As the effective date of the 2015 Act is 1 September 2015, it seems likely that grants of planning permission on or after 1 September 2015 will be subject to the new Part V Provisions.  If planning permission was granted before 1 September 2015, the 2015 Act prescribes that provided all the parties agree, the new regime can apply but, absent agreement, the old provisions apply.

5. Monetary Value

The 2015 Act clarifies how any alternative method of compliance (i.e. other than the transfer of undeveloped land) is to be measured.  In essence, the alternative method must ensure that the planning authority gets an equivalent "planning gain".  "Net monetary value" is the terminology used in the 2015 Act and is defined as the open market value of the land less its "existing use value".  The price payable for the houses built is required to reflect:-

"The costs, including normal construction and development costs and profit on those costs, calculated at open market rates that would have been incurred by the planning authority had it retained an independent builder to undertake the works, including the appropriate share of any common development works, as agreed between the authority and the developer". 
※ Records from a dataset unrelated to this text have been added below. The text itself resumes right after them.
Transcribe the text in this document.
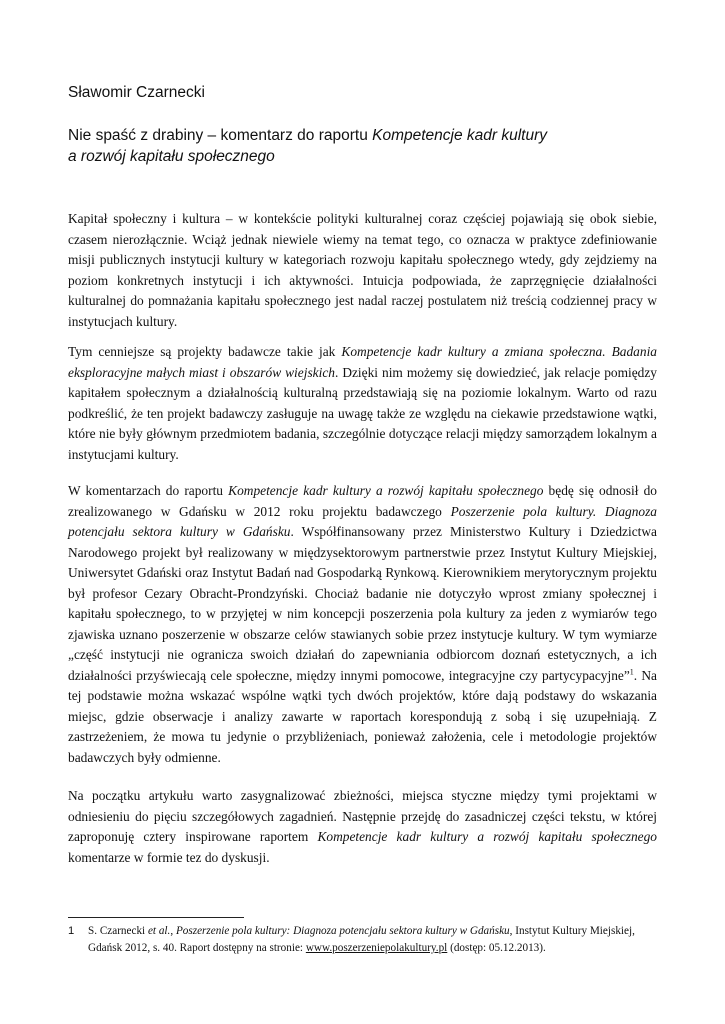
Sławomir Czarnecki
Nie spaść z drabiny – komentarz do raportu Kompetencje kadr kultury
a rozwój kapitału społecznego

Kapitał społeczny i kultura – w kontekście polityki kulturalnej coraz częściej pojawiają się obok siebie, czasem nierozłącznie. Wciąż jednak niewiele wiemy na temat tego, co oznacza w praktyce zdefiniowanie misji publicznych instytucji kultury w kategoriach rozwoju kapitału społecznego wtedy, gdy zejdziemy na poziom konkretnych instytucji i ich aktywności. Intuicja podpowiada, że zaprzęgnięcie działalności kulturalnej do pomnażania kapitału społecznego jest nadal raczej postulatem niż treścią codziennej pracy w instytucjach kultury.

Tym cenniejsze są projekty badawcze takie jak Kompetencje kadr kultury a zmiana społeczna. Badania eksploracyjne małych miast i obszarów wiejskich. Dzięki nim możemy się dowiedzieć, jak relacje pomiędzy kapitałem społecznym a działalnością kulturalną przedstawiają się na poziomie lokalnym. Warto od razu podkreślić, że ten projekt badawczy zasługuje na uwagę także ze względu na ciekawie przedstawione wątki, które nie były głównym przedmiotem badania, szczególnie dotyczące relacji między samorządem lokalnym a instytucjami kultury.

W komentarzach do raportu Kompetencje kadr kultury a rozwój kapitału społecznego będę się odnosił do zrealizowanego w Gdańsku w 2012 roku projektu badawczego Poszerzenie pola kultury. Diagnoza potencjału sektora kultury w Gdańsku. Współfinansowany przez Ministerstwo Kultury i Dziedzictwa Narodowego projekt był realizowany w międzysektorowym partnerstwie przez Instytut Kultury Miejskiej, Uniwersytet Gdański oraz Instytut Badań nad Gospodarką Rynkową. Kierownikiem merytorycznym projektu był profesor Cezary Obracht-Prondzyński. Chociaż badanie nie dotyczyło wprost zmiany społecznej i kapitału społecznego, to w przyjętej w nim koncepcji poszerzenia pola kultury za jeden z wymiarów tego zjawiska uznano poszerzenie w obszarze celów stawianych sobie przez instytucje kultury. W tym wymiarze „część instytucji nie ogranicza swoich działań do zapewniania odbiorcom doznań estetycznych, a ich działalności przyświecają cele społeczne, między innymi pomocowe, integracyjne czy partycypacyjne”$^1$. Na tej podstawie można wskazać wspólne wątki tych dwóch projektów, które dają podstawy do wskazania miejsc, gdzie obserwacje i analizy zawarte w raportach korespondują z sobą i się uzupełniają. Z zastrzeżeniem, że mowa tu jedynie o przybliżeniach, ponieważ założenia, cele i metodologie projektów badawczych były odmienne.

Na początku artykułu warto zasygnalizować zbieżności, miejsca styczne między tymi projektami w odniesieniu do pięciu szczegółowych zagadnień. Następnie przejdę do zasadniczej części tekstu, w której zaproponuję cztery inspirowane raportem Kompetencje kadr kultury a rozwój kapitału społecznego komentarze w formie tez do dyskusji.

1 S. Czarnecki et al., Poszerzenie pola kultury: Diagnoza potencjału sektora kultury w Gdańsku, Instytut Kultury Miejskiej, Gdańsk 2012, s. 40. Raport dostępny na stronie: www.poszerzeniepolakultury.pl (dostęp: 05.12.2013).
When assessing the "existing use value" of the lands, the 2015 Act changes the relevant reference date so it is no longer valued on the date of the transfer of ownership of the land to the planning authority, but is rather valued on the date on which the planning permission referred to is granted.

6. Dispute Resolution

If the developer and the planning authority cannot reach agreement on the Part V Provision, the matter can be referred to either An Bord Pleanála or the Property Arbitrator, depending on the issue in dispute.

The property arbitrator has jurisdiction over valuation matters e.g. the number and price of houses to be transferred, with An Bord Pleanála having jurisdiction over all other disputes.  An Bord Pleanála, for example, would determine which method of compliance is the most appropriate.